His metaphors are all drawn from the arena of war. The battlefield is the mind; the weapons are words. Paul’s opponents are skilled in rhetoric and adept with fine-sounding arguments. They’re able to turn the Corinthians’ heads by seeming more erudite than Paul.
But the battle isn’t an equal one. The Holy Spirit and the truth of the gospel are on Paul’s side. His words don’t rely on human cleverness, but the power of God — power enough to destroy (literally, “pull down”) any rhetorical fortress. And what the CEB translates as “every defense” is literally “every high thing”; one might envision a castle tower with battlements from which archers could defend a city. Paul’s opponents might try to take refuge behind their lofty words, smugly lobbing their verbal darts. But all for naught. If necessary, Paul will see to it.
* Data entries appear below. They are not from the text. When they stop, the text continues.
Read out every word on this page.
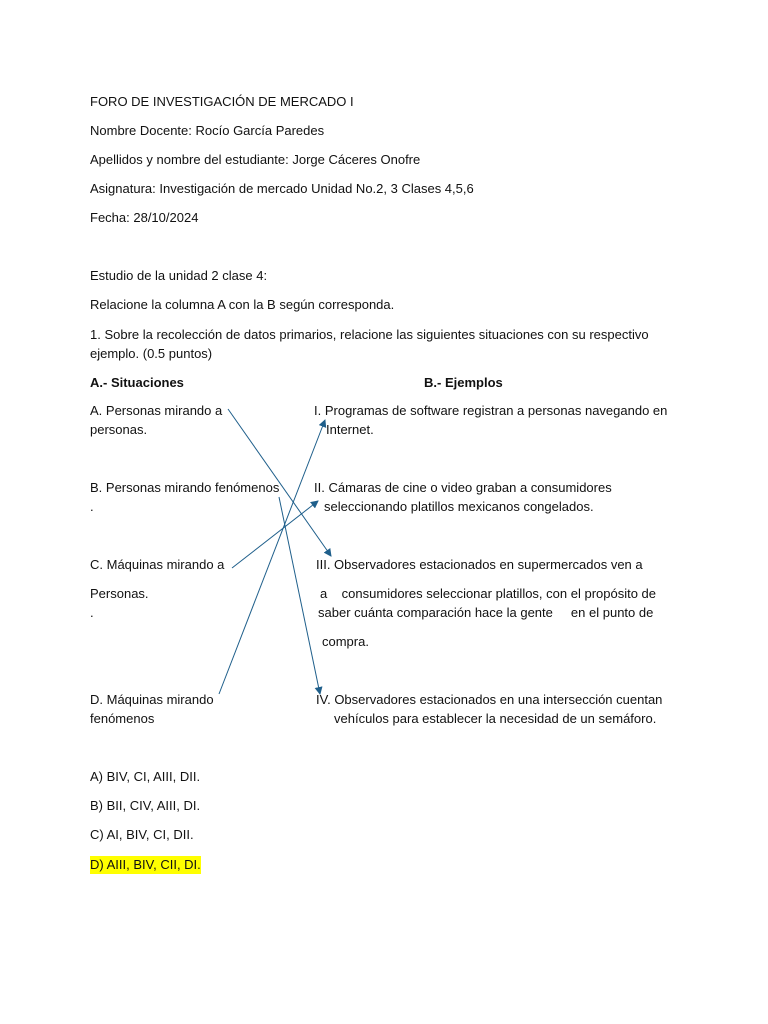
FORO DE INVESTIGACIÓN DE MERCADO I
Nombre Docente: Rocío García Paredes
Apellidos y nombre del estudiante: Jorge Cáceres Onofre
Asignatura: Investigación de mercado Unidad No.2, 3 Clases 4,5,6
Fecha: 28/10/2024
Estudio de la unidad 2 clase 4:
Relacione la columna A con la B según corresponda.
1. Sobre la recolección de datos primarios, relacione las siguientes situaciones con su respectivo
ejemplo. (0.5 puntos)
A.- Situaciones	B.- Ejemplos
A. Personas mirando a
personas.
B. Personas mirando fenómenos
.
C. Máquinas mirando a
Personas.
.
D. Máquinas mirando
fenómenos
I. Programas de software registran a personas navegando en
Internet.
II. Cámaras de cine o video graban a consumidores
seleccionando platillos mexicanos congelados.
III. Observadores estacionados en supermercados ven a
a    consumidores seleccionar platillos, con el propósito de
saber cuánta comparación hace la gente     en el punto de
compra.
IV. Observadores estacionados en una intersección cuentan
vehículos para establecer la necesidad de un semáforo.
A) BIV, CI, AIII, DII.
B) BII, CIV, AIII, DI.
C) AI, BIV, CI, DII.
D) AIII, BIV, CII, DI.
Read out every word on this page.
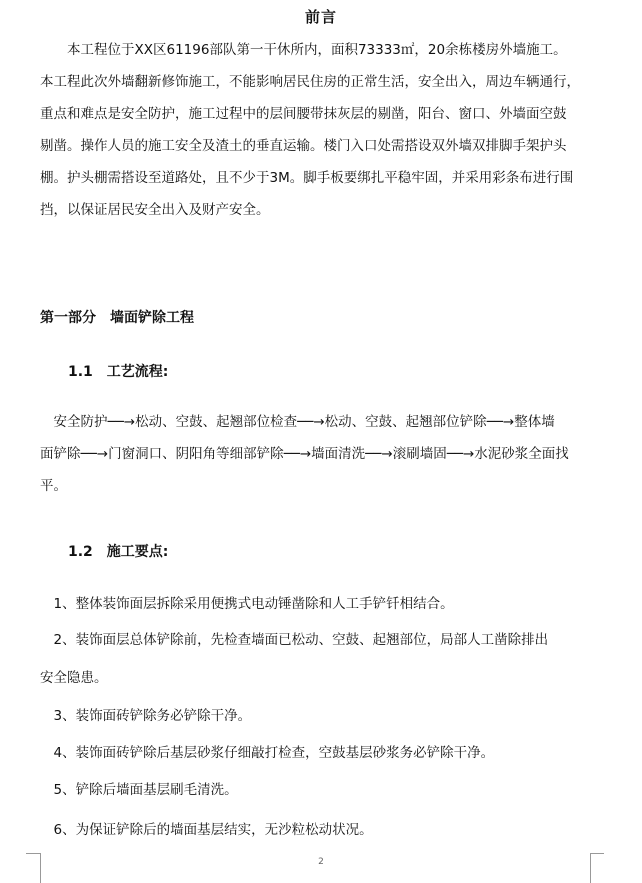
前言

　　本工程位于XX区61196部队第一干休所内，面积73333㎡，20余栋楼房外墙施工。

本工程此次外墙翻新修饰施工，不能影响居民住房的正常生活，安全出入，周边车辆通行，

重点和难点是安全防护，施工过程中的层间腰带抹灰层的剔凿，阳台、窗口、外墙面空鼓

剔凿。操作人员的施工安全及渣土的垂直运输。楼门入口处需搭设双外墙双排脚手架护头

棚。护头棚需搭设至道路处，且不少于3M。脚手板要绑扎平稳牢固，并采用彩条布进行围

挡，以保证居民安全出入及财产安全。

第一部分　墙面铲除工程
1.1　工艺流程:

　安全防护──→松动、空鼓、起翘部位检查──→松动、空鼓、起翘部位铲除──→整体墙

面铲除──→门窗洞口、阴阳角等细部铲除──→墙面清洗──→滚刷墙固──→水泥砂浆全面找

平。

1.2　施工要点:
　1、整体装饰面层拆除采用便携式电动锤凿除和人工手铲钎相结合。
　2、装饰面层总体铲除前，先检查墙面已松动、空鼓、起翘部位，局部人工凿除排出
安全隐患。
　3、装饰面砖铲除务必铲除干净。
　4、装饰面砖铲除后基层砂浆仔细敲打检查，空鼓基层砂浆务必铲除干净。
　5、铲除后墙面基层刷毛清洗。
　6、为保证铲除后的墙面基层结实，无沙粒松动状况。
2
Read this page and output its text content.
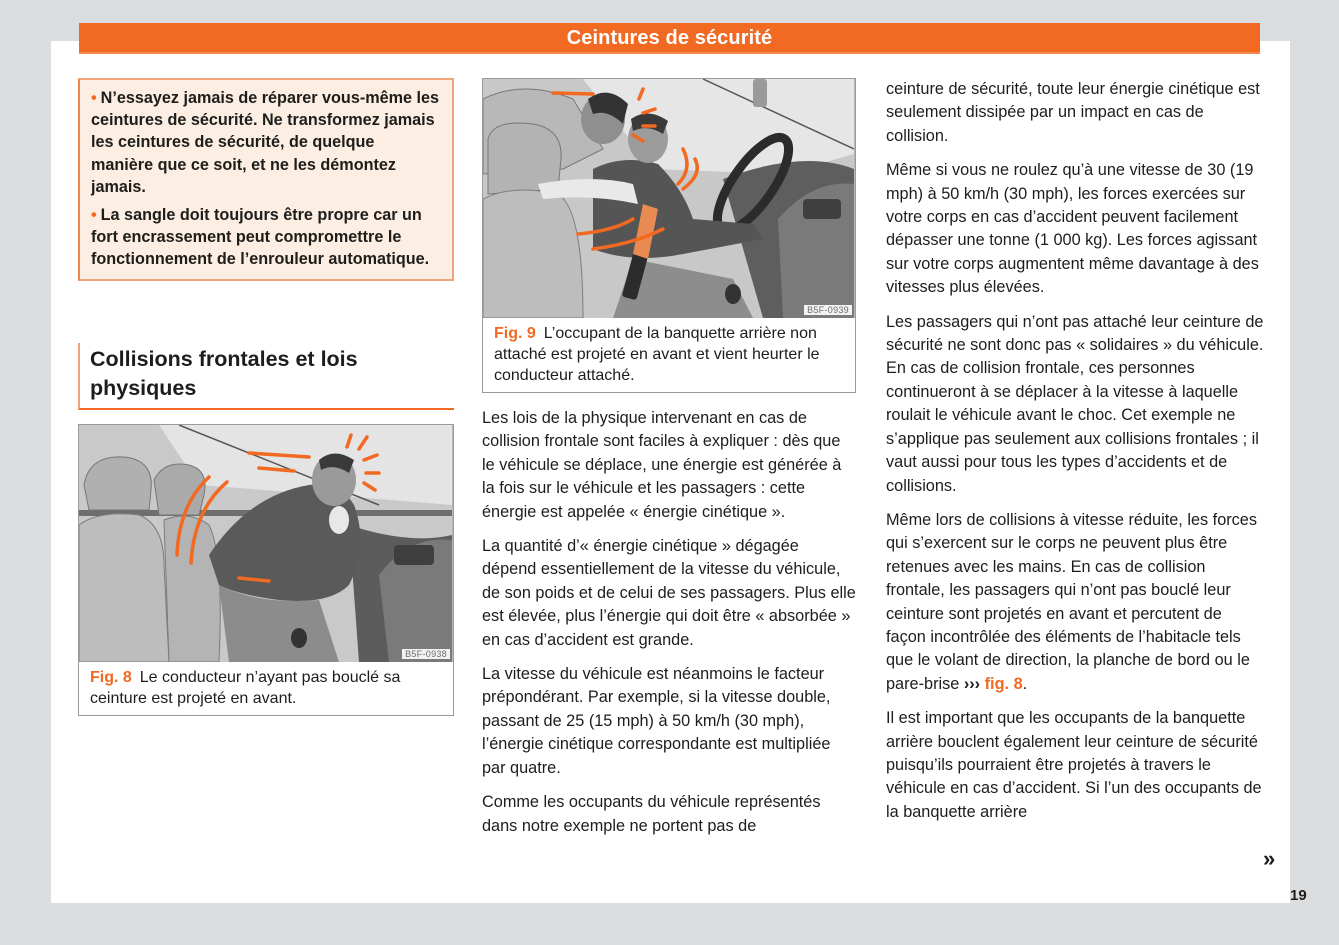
Ceintures de sécurité

• N’essayez jamais de réparer vous-même les ceintures de sécurité. Ne transformez jamais les ceintures de sécurité, de quelque manière que ce soit, et ne les démontez jamais.

• La sangle doit toujours être propre car un fort encrassement peut compromettre le fonctionnement de l’enrouleur automatique.

Collisions frontales et lois physiques
B5F-0938
Fig. 8 Le conducteur n’ayant pas bouclé sa ceinture est projeté en avant.
B5F-0939
Fig. 9 L’occupant de la banquette arrière non attaché est projeté en avant et vient heurter le conducteur attaché.

Les lois de la physique intervenant en cas de collision frontale sont faciles à expliquer : dès que le véhicule se déplace, une énergie est générée à la fois sur le véhicule et les passagers : cette énergie est appelée « énergie cinétique ».

La quantité d’« énergie cinétique » dégagée dépend essentiellement de la vitesse du véhicule, de son poids et de celui de ses passagers. Plus elle est élevée, plus l’énergie qui doit être « absorbée » en cas d’accident est grande.

La vitesse du véhicule est néanmoins le facteur prépondérant. Par exemple, si la vitesse double, passant de 25 (15 mph) à 50 km/h (30 mph), l’énergie cinétique correspondante est multipliée par quatre.

Comme les occupants du véhicule représentés dans notre exemple ne portent pas de

ceinture de sécurité, toute leur énergie cinétique est seulement dissipée par un impact en cas de collision.

Même si vous ne roulez qu’à une vitesse de 30 (19 mph) à 50 km/h (30 mph), les forces exercées sur votre corps en cas d’accident peuvent facilement dépasser une tonne (1 000 kg). Les forces agissant sur votre corps augmentent même davantage à des vitesses plus élevées.

Les passagers qui n’ont pas attaché leur ceinture de sécurité ne sont donc pas « solidaires » du véhicule. En cas de collision frontale, ces personnes continueront à se déplacer à la vitesse à laquelle roulait le véhicule avant le choc. Cet exemple ne s’applique pas seulement aux collisions frontales ; il vaut aussi pour tous les types d’accidents et de collisions.

Même lors de collisions à vitesse réduite, les forces qui s’exercent sur le corps ne peuvent plus être retenues avec les mains. En cas de collision frontale, les passagers qui n’ont pas bouclé leur ceinture sont projetés en avant et percutent de façon incontrôlée des éléments de l’habitacle tels que le volant de direction, la planche de bord ou le pare-brise ››› fig. 8.

Il est important que les occupants de la banquette arrière bouclent également leur ceinture de sécurité puisqu’ils pourraient être projetés à travers le véhicule en cas d’accident. Si l’un des occupants de la banquette arrière

»
19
Note that here, the knowledge of God is not a passive thing, a mere set of ideas to be gained through the use (or misuse) of reason. The Corinthians, apparently, had a spiritual bent in that somewhat gnostic direction. But, Paul seems to suggest, all bets are off when God himself enters the fray. Empowered by God, Paul was confident that he would win any war of words, taking his opponents’ vanquished arguments captive and making them subservient to Christ.
“Take every thought captive” (vs. 5, NRSV). I’ve heard that verse used time and again to encourage some form of mental self-discipline, particularly against temptation. But I wonder if we really understand how far reaching that phrase might be?